という句も並べているが、そこには男は不器用であるべきで、寡黙であるべきで、それらがまた世間の男たちはみな憧れの対象としているという、この選者や世間一般が持つ類型的メッセージがある。

 健さんの前には、「マメな男はモテる」という言説はかすんで見える。

 話し上手でおしゃべりで、いつも人を楽しませ笑わせているような男は、健さんの前では肩身が狭い。

 ここでいう「健さん」とは、もちろんスクリーンに投影された妄想としての健さんでしかない。

 個人的に飲みに行ったら、高倉健はべらべらとうるさいやつだったとしても、それは共同幻想としての健さんとは別物なのだ。

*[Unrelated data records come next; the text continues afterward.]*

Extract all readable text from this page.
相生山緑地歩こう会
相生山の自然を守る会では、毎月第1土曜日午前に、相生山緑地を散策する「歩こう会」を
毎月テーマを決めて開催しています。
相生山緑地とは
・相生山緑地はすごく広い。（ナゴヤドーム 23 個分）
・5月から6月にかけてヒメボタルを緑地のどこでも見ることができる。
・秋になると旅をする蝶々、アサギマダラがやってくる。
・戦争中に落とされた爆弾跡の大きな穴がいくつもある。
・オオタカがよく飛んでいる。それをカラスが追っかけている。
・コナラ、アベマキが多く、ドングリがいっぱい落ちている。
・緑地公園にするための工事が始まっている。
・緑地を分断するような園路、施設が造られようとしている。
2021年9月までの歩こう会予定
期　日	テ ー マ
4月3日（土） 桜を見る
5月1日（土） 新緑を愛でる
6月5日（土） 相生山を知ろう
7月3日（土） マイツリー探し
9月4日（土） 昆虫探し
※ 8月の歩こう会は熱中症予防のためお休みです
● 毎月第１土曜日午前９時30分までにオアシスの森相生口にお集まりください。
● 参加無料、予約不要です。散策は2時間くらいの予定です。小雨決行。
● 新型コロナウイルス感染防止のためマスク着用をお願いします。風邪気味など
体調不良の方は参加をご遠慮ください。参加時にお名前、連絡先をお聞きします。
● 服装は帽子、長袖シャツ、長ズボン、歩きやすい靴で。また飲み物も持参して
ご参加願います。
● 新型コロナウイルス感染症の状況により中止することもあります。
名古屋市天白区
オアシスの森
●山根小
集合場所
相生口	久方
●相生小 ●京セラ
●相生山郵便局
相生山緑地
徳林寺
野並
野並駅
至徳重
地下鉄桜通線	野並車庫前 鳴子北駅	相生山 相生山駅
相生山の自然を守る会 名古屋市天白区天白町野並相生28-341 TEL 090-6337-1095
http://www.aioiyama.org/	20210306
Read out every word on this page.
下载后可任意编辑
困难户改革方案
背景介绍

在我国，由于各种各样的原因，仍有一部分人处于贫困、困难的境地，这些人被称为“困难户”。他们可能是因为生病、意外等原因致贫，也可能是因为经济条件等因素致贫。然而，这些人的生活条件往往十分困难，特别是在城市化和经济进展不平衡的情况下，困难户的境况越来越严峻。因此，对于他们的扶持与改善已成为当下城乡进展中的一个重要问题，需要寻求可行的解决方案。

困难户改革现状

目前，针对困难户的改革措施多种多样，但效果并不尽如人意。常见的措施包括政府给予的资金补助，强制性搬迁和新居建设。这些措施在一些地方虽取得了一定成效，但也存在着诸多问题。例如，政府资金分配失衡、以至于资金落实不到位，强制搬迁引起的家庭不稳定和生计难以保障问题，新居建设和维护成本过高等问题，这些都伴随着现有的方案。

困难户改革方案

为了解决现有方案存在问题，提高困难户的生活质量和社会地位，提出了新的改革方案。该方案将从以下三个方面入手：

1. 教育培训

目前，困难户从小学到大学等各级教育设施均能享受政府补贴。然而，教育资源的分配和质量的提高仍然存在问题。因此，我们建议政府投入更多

 健さんはスクリーンを通して、男のある一面だけを拡大し変形した、歪んだ価値観を世間に植えつけてしまった。

 その意味では、非「健さん」的男性にとっては、非常な迷惑な存在だったと言える。

 死者を悼み、褒めそやすのは世間の常識ではあるけれども、追悼の言葉の陰で、「そうではない」思いの人も数多くいることは、忘れるべきではない。

 有名人をめぐる大騒ぎもいい加減にしてもらいたいが、なぜか、有名人が生まれるときには誰も話題にしないのである。

お人形糸が切れては動けない

 小渕経産相、辞任。

 何の因果か政治家の娘に生まれたおかげで、無知と天然を武器にぶりっ子キャラで何と「大臣」にまでならされてしまった。

 しかし陰の傀儡師に操られるしか政治家ぶりっ子はできない。傀儡師が手板(コントローラー)を放棄すればお人形は動けない。

 チ〜ン、ご苦労さまでした。

いそいそとインドへ祝電打つ官邸

ノーベル平和賞を受賞した方々に対する一言のお祝いもない、社民党の又市談話のようなトンデモ発言がある一方で、9条が落選したことを顔を歪ませて心から喜ぶ一群の人たちもいる。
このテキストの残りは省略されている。